Employer brand as gloss:
To attract talent, companies polish their employer brands and EVPs. But this work often sits on the surface. When it’s divorced from business goals, it becomes a veneer – identity work instead of performance work. Culture ends up as marketing collateral, not as a competitive edge.

And so, organisations drift into comfortable mediocrity: cultures that feel good but do little to power growth.

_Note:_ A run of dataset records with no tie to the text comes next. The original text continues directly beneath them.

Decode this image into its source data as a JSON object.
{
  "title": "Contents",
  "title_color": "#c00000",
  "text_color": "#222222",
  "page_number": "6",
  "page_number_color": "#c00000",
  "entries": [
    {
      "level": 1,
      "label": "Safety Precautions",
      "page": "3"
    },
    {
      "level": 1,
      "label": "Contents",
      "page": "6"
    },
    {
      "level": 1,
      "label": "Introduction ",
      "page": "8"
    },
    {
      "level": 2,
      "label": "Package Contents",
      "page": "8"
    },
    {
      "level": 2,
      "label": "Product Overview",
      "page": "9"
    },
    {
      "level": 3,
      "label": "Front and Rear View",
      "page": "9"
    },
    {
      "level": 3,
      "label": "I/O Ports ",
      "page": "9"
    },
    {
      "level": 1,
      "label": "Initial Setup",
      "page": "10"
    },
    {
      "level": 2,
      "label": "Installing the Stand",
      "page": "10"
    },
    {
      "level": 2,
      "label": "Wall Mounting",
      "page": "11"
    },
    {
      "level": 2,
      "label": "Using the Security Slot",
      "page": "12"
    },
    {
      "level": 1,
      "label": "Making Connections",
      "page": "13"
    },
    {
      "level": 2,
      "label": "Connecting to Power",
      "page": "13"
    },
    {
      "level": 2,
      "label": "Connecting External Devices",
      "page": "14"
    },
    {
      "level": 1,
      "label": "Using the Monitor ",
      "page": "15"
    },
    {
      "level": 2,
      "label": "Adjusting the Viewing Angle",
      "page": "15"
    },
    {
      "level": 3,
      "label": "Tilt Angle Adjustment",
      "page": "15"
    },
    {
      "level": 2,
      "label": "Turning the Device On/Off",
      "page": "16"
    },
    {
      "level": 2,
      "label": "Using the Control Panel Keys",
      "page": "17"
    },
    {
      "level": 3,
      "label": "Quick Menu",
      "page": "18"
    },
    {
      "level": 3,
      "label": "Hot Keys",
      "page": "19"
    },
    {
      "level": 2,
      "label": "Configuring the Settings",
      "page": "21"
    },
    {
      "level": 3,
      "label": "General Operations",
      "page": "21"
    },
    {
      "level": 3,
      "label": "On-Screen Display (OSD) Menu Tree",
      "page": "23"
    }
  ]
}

Cultures that coast don’t just risk mediocrity. They risk falling short of ambition.

What needs to change

Energy businesses can’t afford to coast. The transition requires cultures that are not just engaging but relentlessly performance-driven. That means rethinking three fundamentals:

  1. Rewire the growth equation. Progression can’t just reward effort or tenure. It must reward impact – the tangible contribution to business growth. In a sector where innovation, resilience, and pace matter more than ever, careers should advance on the strength of outcomes, not activity.
  2. Rethink the EVP as ambition. For years, EVPs sought to describe who you are today. What matters is who you need to become. The EVP should be a cultural ambition – an organising principle for performance and transformation. Not a campaign. Not a slogan. A design principle that aligns people strategy directly to business strategy.
  3. Kill the employer brand. There is no separate employer brand. There is only one brand: the one your business builds through every action and decision. For energy leaders, this means recognising that people strategy is business strategy. Every policy, investment, and behaviour is part of the brand – and ultimately, part of performance.

From drift to direction

Cultural mediocrity is a silent threat. It doesn’t make headlines, but it erodes advantage one decision at a time. In the energy sector, where the future is being rewritten in real time, the companies that win won’t be those with the most polished values statements. They’ll be the ones where culture is hardwired into performance.

The real question isn’t whether you have a strong culture. It’s whether your culture is making you stronger.